But the thing is, they also tap into our need for wonder and light and good. Handy has some interesting things to say as well about the way Disney helped tap into this need for wonder and light and good in a much more definitive and forming way than the Grimms did.
Another really interesting part of this section is seeing the contrast between fairy tales and animal characters. Handy outlines the specific nature of animal characters, suggesting that animals are easy for children to engage and sympathize with in terms of understanding good and evil, but they also emerge because of the apparent lonliness of the writers themselves. The animals tend to take on “the political and social colourations of their own era” and helped the writers to examine these traits in ways they could make sense of in light of their own troubled lives. Animals, in this sense, according to Handy, incite their feeling of smallness in a big world, and there is something considerable about the way animals can take us deeper into the messiness of growing up in a way that, if it were a grown person telling the same story it would likely look something more along the lines of The Sopranos or Game of Thrones.
“Fairy tales look inwards while animal stories look outwards.” We don’t identify ourselves with animal characters, but we do identify the animal characters with the world in which we live, and thus animals can in some sense capture the brutality of this world as well as its potential for good in a similar way Game of Thrones does for adults.
A Love Letter to Children’s Literature
Beginning with what is possibly the first children’s book in 1690 with the New England Primer, Handy has written a love letter to children’s literature. He helps us see it as a sacred space, offering us the chance to navigate the forming years of our life in a way that allows us to reconcile the simplicity of the world we once accepted with such ease with the messiness of the world we come to discover and wrestle with and ultimately embrace.
There is poignancy to the suggestion, as we arrive in the end at Charlottes Web, that “as adults we weep for Charlotte (death), as kids we rejoice that Wilbur had all these new friends (life).” Handy admits he is not a religious or spiritual person, and if there is a slight downside to this book it is that this creates a visible tension between the wonder we find in the stories he deals with and his more pragmatic and binding world view (something I sensed before ultimately coming to know his position in the chapter on Lewis). But this statement for me, even with its obvious humanist undertones, was profound for me in a religious and spiritual way. Handy sees this as a reflection of the “cycle” of life. I saw this more as a call to learn to see the world again through a fresh sight of eyes, eyes that are able to challenge our sense of control and certainty.

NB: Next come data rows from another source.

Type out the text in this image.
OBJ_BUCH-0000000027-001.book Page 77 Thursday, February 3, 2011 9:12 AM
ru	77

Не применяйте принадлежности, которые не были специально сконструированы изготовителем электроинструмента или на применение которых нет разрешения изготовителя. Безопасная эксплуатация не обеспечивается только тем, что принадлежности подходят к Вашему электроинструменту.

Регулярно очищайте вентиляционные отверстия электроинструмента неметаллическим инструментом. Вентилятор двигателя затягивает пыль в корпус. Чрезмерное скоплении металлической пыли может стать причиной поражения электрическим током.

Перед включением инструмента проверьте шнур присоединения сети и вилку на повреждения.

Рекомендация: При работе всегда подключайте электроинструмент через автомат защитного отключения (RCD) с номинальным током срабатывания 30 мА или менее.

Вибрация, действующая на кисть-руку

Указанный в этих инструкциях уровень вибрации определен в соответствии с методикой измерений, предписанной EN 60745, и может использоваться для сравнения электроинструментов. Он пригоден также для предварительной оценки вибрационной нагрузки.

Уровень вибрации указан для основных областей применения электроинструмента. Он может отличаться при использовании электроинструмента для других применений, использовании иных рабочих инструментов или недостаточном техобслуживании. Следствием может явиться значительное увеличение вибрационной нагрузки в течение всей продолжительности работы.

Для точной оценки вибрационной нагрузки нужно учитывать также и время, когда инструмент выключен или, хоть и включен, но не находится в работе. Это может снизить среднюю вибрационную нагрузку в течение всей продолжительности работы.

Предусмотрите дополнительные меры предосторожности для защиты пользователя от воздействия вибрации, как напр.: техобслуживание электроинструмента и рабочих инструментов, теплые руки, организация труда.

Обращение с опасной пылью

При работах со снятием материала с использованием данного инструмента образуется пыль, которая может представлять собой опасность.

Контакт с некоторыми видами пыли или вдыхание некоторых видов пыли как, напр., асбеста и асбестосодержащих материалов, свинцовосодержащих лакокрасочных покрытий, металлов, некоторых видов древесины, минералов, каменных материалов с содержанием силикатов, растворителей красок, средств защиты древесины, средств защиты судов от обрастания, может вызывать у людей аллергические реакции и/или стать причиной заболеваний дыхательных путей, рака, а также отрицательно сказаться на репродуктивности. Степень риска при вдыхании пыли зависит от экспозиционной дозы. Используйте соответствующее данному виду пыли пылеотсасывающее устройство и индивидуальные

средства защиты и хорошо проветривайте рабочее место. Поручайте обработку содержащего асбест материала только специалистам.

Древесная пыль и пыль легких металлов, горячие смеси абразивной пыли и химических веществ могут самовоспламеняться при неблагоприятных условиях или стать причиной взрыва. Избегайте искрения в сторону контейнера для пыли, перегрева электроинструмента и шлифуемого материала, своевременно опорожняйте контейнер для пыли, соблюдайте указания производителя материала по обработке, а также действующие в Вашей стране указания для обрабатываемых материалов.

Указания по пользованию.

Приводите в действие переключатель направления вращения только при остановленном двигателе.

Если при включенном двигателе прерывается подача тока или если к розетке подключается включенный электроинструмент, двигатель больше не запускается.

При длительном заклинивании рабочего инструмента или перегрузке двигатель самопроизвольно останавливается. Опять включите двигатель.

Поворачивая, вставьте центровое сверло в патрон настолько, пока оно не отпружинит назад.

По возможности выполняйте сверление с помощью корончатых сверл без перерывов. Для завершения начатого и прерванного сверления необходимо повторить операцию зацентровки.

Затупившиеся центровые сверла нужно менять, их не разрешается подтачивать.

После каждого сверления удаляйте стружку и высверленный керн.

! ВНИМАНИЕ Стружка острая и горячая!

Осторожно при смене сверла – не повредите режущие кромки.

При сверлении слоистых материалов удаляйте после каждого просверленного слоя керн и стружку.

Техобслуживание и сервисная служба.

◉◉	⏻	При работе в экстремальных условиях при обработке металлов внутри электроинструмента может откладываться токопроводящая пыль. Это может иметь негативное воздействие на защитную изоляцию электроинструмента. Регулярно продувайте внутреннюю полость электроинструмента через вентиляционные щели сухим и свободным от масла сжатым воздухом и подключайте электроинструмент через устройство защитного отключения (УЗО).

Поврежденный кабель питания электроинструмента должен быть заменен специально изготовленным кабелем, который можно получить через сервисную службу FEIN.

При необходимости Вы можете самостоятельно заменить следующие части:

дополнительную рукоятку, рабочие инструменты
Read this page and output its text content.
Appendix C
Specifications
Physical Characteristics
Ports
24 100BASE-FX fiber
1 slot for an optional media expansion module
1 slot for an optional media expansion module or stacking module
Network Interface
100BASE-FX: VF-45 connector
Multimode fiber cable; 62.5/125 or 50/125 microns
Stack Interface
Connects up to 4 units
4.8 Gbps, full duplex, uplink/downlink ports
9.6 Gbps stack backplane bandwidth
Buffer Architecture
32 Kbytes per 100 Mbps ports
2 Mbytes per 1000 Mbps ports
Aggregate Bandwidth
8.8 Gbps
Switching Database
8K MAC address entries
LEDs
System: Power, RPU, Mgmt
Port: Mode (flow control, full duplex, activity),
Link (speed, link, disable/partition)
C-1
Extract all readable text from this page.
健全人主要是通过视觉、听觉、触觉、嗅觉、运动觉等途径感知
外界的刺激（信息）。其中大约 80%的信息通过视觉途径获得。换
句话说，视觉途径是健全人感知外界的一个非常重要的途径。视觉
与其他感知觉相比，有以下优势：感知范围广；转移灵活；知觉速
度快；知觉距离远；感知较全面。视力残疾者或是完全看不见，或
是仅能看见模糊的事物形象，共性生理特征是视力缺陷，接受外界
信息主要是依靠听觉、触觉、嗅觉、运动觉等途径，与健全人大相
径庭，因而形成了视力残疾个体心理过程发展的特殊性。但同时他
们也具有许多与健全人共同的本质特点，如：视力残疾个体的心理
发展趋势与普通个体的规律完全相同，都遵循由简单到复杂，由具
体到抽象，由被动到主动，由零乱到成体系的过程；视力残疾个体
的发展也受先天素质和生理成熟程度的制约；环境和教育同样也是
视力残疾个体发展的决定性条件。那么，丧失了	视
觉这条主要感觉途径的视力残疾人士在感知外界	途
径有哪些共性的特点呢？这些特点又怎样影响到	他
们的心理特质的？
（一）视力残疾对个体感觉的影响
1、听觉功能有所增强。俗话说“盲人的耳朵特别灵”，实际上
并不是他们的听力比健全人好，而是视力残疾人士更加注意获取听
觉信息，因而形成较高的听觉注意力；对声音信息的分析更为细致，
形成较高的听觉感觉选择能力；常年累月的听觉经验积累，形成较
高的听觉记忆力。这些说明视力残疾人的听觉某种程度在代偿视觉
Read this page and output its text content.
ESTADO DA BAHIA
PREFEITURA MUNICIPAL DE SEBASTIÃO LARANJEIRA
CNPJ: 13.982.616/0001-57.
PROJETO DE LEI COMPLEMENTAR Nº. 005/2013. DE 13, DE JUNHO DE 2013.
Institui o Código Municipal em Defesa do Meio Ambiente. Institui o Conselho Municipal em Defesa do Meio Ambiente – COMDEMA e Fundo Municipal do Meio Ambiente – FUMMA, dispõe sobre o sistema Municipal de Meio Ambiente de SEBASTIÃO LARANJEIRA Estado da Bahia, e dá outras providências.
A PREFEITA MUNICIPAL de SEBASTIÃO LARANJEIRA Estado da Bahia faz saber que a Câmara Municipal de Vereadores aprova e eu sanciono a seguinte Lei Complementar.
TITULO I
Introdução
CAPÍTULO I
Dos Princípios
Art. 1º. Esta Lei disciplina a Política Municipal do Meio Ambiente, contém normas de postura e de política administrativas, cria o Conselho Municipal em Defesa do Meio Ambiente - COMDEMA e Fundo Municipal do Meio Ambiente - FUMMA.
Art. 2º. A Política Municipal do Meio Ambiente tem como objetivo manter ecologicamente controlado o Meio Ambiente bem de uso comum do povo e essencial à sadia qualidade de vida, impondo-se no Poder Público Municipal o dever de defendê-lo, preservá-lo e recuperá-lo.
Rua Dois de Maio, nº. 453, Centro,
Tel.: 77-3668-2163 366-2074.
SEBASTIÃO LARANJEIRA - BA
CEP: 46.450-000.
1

The joy of reading children’s literature is ultimately, for me, about holding on to wonder and imagination and, above all, hope. It reminds me as an adult that cynicism does not need to overshadow joy, and that the truth about our world that these stories have to share and mirror for us is truth that we need to hear as adults as much as children, possibly even more so. And as Handy ultimately comes around to say in his closing words, the joy of reading children’s literature as an adult can really come down to this simple idea- it’s so that we “keep reading”.